Chapter three, continued
I held in my hands a piece of family history. My great grandfather had fought in the Revolutionary War on board a privateer out of Charleston, and his part of the prize money had made him wealthy. Afterward, he had never quite trusted the ability of the new American government to keep order, so he had had this pistol made by a Williamsburg gunsmith as a wedding present for his bride. It was .36 caliber, small for the day, and he had required that it be compact enough for a lady to conceal in a purse or in the folds of her skirts. It had been built as a flintlock, with twin, side-by-side barrels.

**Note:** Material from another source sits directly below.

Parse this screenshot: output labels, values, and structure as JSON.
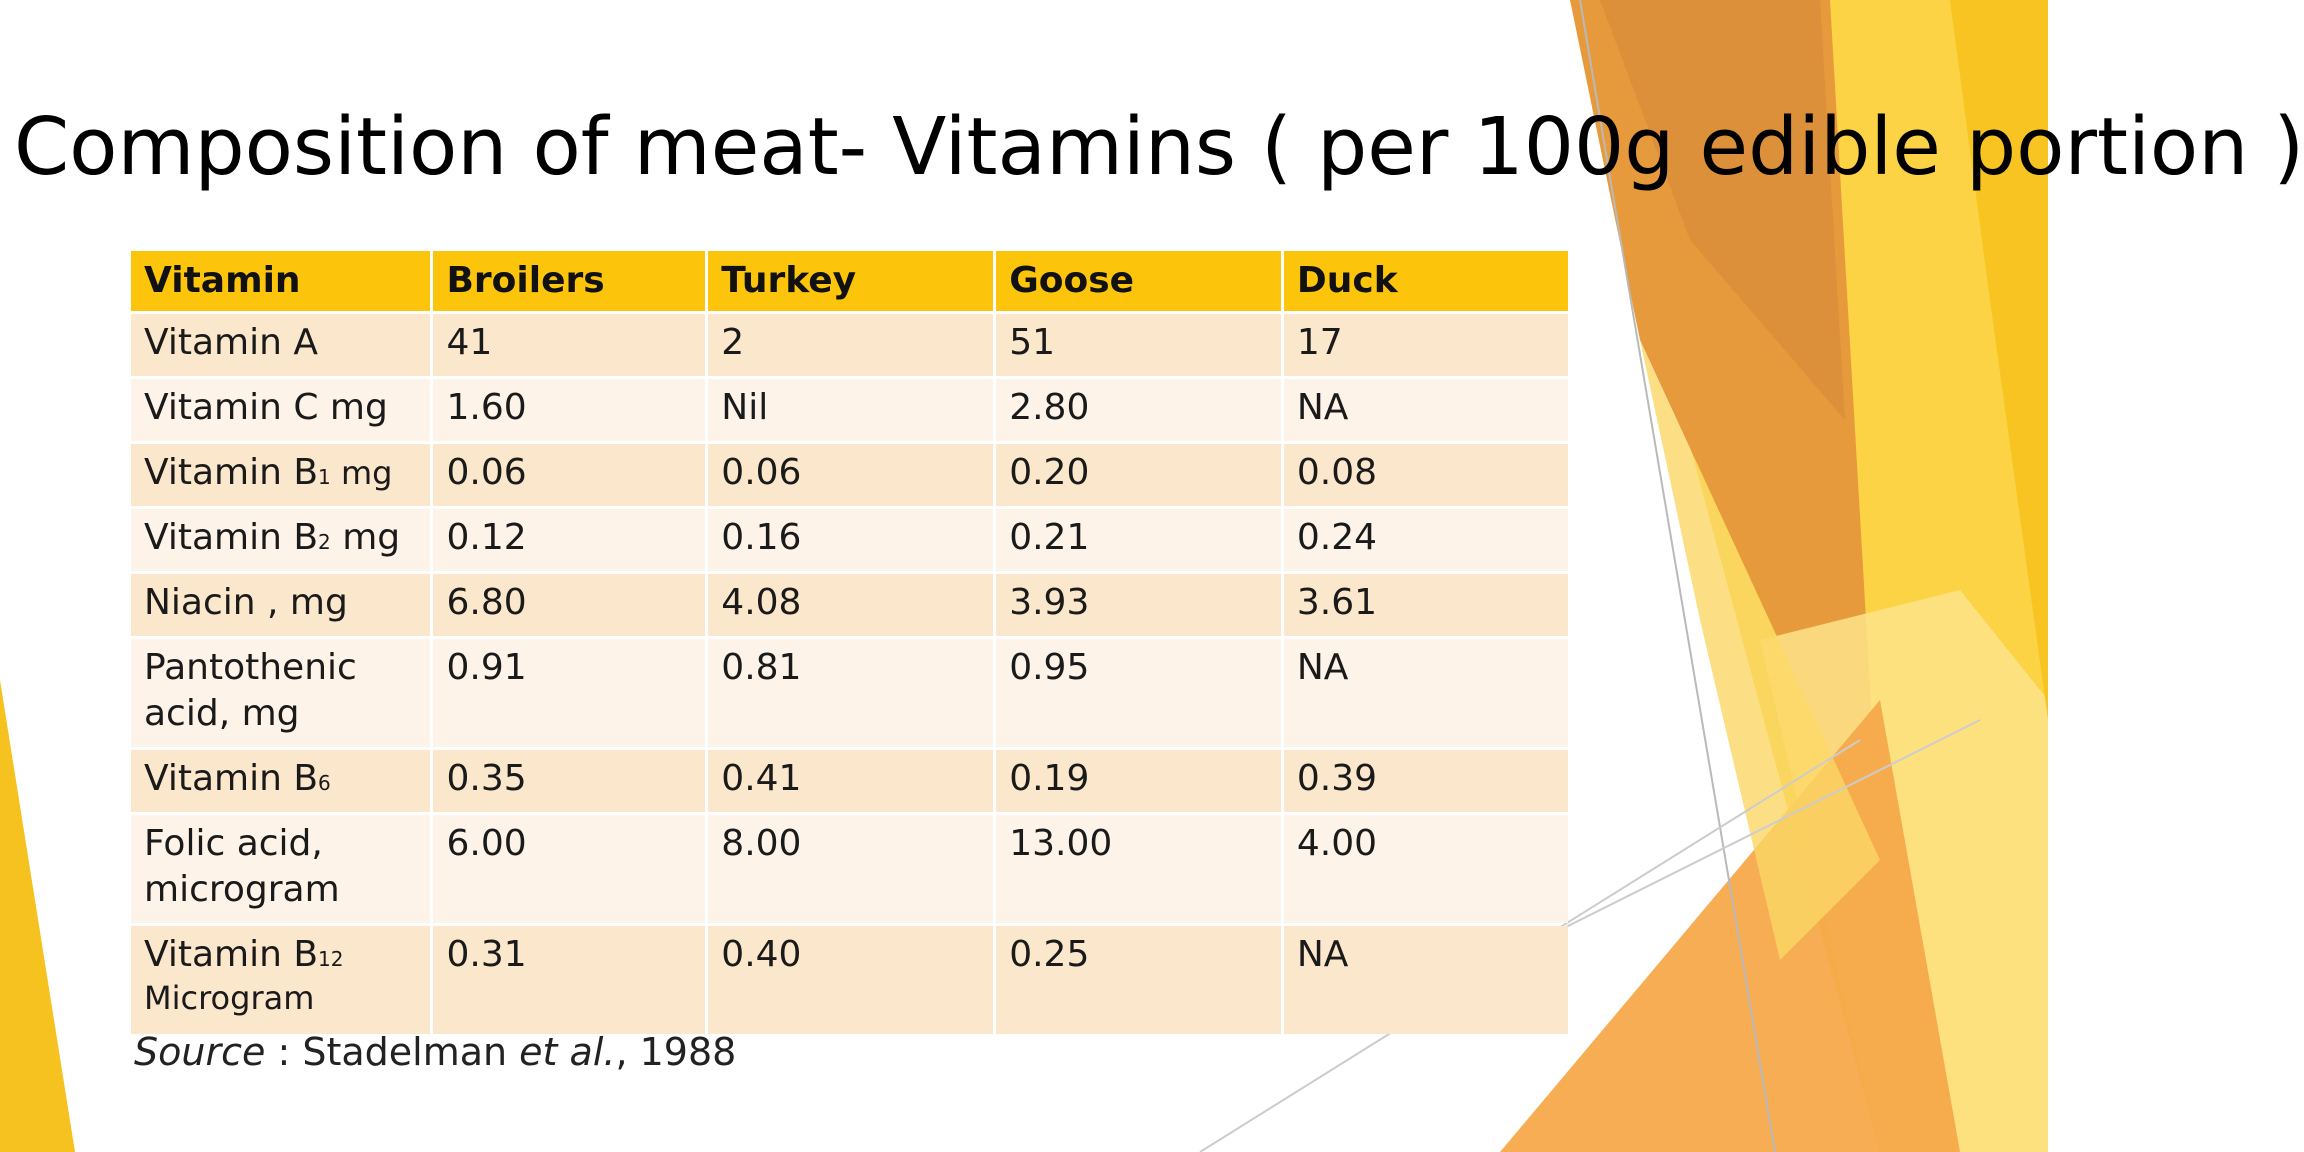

When their son, my grandfather, entered the Navy, Great-grandmother Williams gave it to him to carry. It was two carefully aimed shots from this pistol that had stopped a charge by Tripolian pirates during a small boat action off North Africa, saving my grandfather’s life and the lives of his crew.
After Grandfather married and retired to Waterside, he gave the pistol to my grandmother. She had carried it with her whenever she went riding in the countryside, and when her son, my father, had gone out in the coasting schooner Eva, she had had it converted to percussion caps and had given it to him.
It had gone from husband to wife to son for three generations until my mother, with her Quaker repugnance for guns, had refused to take it from Father. He had taught me to shoot using this gun, and now he was passing it on to me for the protection of my sister. It was more than a weapon. It was a touch of my father’s hand across the miles, and a trust passed now into the fourth generation.
With reverence, I took the pistol out of its place in the box and examined it. As always, it was in perfect condition. I took the horn and filled the measuring cup with powder, poured it down the right barrel, then again down the left one. Two bullets wrapped in greased patches of cloth went into the barrels and were rammed carefully home. Two percussion caps went onto the nipples and I lowered the hammers carefully to half-cock.
I closed the case and put it into the bottom of my carpetbag, then hid the pistol at the back of a small drawer of my dresser, behind paper and pens where Aunt Rachel was unlikely to look.
I was asleep within thirty seconds of hitting the bed.
My interest in all things maritime led me to read the Hornblower books when I was young. My interest was captured by the sailing of the ships, the strategies, and issues of leadership, but I also had to put up with sea battles and all the unpleasantness that makes up the reality of war at sea. I never cared for that part of the books, although if it had not been there, they would have sounded quite hollow.
In Lord Hornblower (as I remember; I don’t have a copy handy), Hornblower’s new wife gave him a pair of double barreled pistols fitted with then-new percussion caps. As he examined them in his cabin, he realized that that they might mean life itself in the coming conflict.
I was intrigued by the idea of the gift of a firearm as a gift of life. Later, when I was writing Voices, I dredged it up and placed in into this multigenerational context.